The similarities in these accounts unquestionably demonstrate a pattern of abuse. Yet, there may still be some who will claim that these stories are exceptional and do not represent the entirety of RSDL. For every instance of abuse under RSDL, there are sure to be examples in which the measure is being used in more benign ways. Even if these cases are exceptional, this is precisely why RSDL is so insidious. By labeling these acts a form of “residential surveillance,” Chinese authorities are engaged in a deliberate effort to obscure their use of torture and enforced disappearance. Through publishing these accounts, The People’s Republic of the Disappeared is attempting to shatter the veneer behind which these severe violations have tried to hide and expose them for the world to see.
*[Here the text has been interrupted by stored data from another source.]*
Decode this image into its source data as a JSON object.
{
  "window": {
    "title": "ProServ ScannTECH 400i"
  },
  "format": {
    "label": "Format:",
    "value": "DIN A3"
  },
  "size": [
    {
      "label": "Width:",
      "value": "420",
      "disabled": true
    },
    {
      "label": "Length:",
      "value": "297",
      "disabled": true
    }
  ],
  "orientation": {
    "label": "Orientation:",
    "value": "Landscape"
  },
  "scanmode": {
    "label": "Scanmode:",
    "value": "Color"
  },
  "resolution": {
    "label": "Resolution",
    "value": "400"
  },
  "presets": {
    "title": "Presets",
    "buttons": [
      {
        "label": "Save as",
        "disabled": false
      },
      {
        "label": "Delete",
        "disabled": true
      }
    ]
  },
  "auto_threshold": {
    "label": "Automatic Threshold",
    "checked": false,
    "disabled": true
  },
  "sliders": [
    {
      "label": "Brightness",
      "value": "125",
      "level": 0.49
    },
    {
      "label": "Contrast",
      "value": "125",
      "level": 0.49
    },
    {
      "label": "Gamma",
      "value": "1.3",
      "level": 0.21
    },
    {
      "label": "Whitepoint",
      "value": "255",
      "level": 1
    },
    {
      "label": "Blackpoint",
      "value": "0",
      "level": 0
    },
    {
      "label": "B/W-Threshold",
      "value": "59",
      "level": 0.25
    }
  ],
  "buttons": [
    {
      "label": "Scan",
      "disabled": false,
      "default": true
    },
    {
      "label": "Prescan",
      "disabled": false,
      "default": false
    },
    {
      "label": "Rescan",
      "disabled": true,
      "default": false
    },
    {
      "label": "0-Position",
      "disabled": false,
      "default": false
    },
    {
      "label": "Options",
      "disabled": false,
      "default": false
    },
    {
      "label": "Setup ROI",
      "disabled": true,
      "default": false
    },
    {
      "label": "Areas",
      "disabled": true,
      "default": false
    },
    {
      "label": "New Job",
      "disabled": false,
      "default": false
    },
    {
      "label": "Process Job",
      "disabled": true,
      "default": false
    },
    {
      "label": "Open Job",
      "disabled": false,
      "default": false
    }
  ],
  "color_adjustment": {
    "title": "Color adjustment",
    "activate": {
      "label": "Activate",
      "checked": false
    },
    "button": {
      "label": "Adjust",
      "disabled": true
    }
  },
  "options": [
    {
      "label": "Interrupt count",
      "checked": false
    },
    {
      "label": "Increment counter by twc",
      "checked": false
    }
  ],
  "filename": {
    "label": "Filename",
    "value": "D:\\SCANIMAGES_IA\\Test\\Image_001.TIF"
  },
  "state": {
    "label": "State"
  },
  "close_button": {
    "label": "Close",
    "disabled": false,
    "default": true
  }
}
And given that the accounts are diverse in both the time frames and geographical regions they represent, it is unlikely that they are simply exceptional cases. The accounts come from two separate sweeps, one carried out in 2011 and the other in 2015-2016 and they take place across four distinct locations: Beijing, Guangzhou, Tianjin, and Changsha.

Of all the people who should read this book, which has also recently been released in Chinese, it can only be hoped that it will be read by all of the Chinese academic legal experts who have been so instrumental in directing the reform of China’s criminal justice system. In the past, many of these experts had publicly criticized the ways Chinese investigators used residential surveillance. Yet these same experts stood by and even defended the inclusion of RSDL measures in the most recent revision to the CPL, rejecting predictions that the measure would be abused. In a perfect world, this book would prod their consciences and, in the name of human rights and rule of law, lead these influential experts to turn their efforts to stopping the outrageous abuses exercised under RSDL.